Comparing the effects of adaptive support ventilation and synchronized intermittent mandatory ventilation on intubation duration and hospital stay after coronary artery bypass graft surgery
Abstract
Background: Different modes of mechanical ventilation are used for respiratory support after coronary artery bypass graft (CABG). This study aimed to compare the effect(s) of using adaptive support ventilation (ASV) and synchronized intermittent mandatory ventilation (SIMV) on the length of mechanical ventilation (intubation duration) and hospital stay after coronary artery bypass graft surgery.
Materials and Methods: In a randomized control trial, 64 patients were ventilated with ASV as the experiment group or with SIMV as the control group after CABG surgery in Chamran Hospital of Isfahan University of Medical Sciences. The time of tracheal intubation and the length of hospital stay were compared between the two groups. Data were analyzed and described using statistical analysis (independent t‑test).

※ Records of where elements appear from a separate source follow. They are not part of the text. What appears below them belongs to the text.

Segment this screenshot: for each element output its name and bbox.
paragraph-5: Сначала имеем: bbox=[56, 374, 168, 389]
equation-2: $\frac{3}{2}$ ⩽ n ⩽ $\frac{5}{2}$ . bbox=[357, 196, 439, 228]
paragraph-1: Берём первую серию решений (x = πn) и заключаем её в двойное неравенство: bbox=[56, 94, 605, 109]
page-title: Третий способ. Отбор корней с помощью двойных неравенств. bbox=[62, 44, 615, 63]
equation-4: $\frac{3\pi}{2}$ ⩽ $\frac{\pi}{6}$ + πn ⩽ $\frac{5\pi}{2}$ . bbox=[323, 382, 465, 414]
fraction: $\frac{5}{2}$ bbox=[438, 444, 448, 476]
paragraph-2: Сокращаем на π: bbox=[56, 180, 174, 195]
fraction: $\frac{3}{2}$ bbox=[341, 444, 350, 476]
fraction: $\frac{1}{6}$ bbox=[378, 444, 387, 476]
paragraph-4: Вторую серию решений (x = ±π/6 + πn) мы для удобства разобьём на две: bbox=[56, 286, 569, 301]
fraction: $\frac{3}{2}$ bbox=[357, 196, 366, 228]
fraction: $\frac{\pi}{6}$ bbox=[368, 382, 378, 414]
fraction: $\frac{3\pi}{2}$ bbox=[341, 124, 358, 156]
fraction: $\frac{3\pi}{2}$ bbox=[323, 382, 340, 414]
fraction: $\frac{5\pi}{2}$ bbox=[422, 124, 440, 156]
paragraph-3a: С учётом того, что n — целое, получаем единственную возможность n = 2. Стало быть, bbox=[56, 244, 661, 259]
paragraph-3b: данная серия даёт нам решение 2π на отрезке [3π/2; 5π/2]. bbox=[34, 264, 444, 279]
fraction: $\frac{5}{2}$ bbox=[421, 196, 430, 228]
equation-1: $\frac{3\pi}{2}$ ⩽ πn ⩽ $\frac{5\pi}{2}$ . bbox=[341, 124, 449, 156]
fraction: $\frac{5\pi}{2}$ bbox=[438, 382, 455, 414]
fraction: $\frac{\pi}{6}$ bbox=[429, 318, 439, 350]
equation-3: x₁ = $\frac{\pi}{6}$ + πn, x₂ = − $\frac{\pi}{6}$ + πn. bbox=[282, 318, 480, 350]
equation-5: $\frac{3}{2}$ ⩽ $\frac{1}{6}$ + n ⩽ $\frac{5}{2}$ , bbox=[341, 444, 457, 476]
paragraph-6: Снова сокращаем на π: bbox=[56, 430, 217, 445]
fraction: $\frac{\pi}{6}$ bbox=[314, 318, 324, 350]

Results: The mean time of intubation duration was significantly lower in ASV group compared with SIMV group. (4.83 h vs 6.71 h, P < 0.001). The lengths of hospital stay in the ASV and the SIMV groups were 140.6 h and 145.1 h, respectively. This difference was significant between the two groups (P = 0.006).
Conclusions: According to the results of this study, using ASV mode for mechanical ventilation after CABG led to a decrease in intubation duration and also hospital stay in comparison with the SIMV group. It is recommended to use ASV mode on ventilators for respiratory support of patients undergoing coronary artery bypass graft surgery.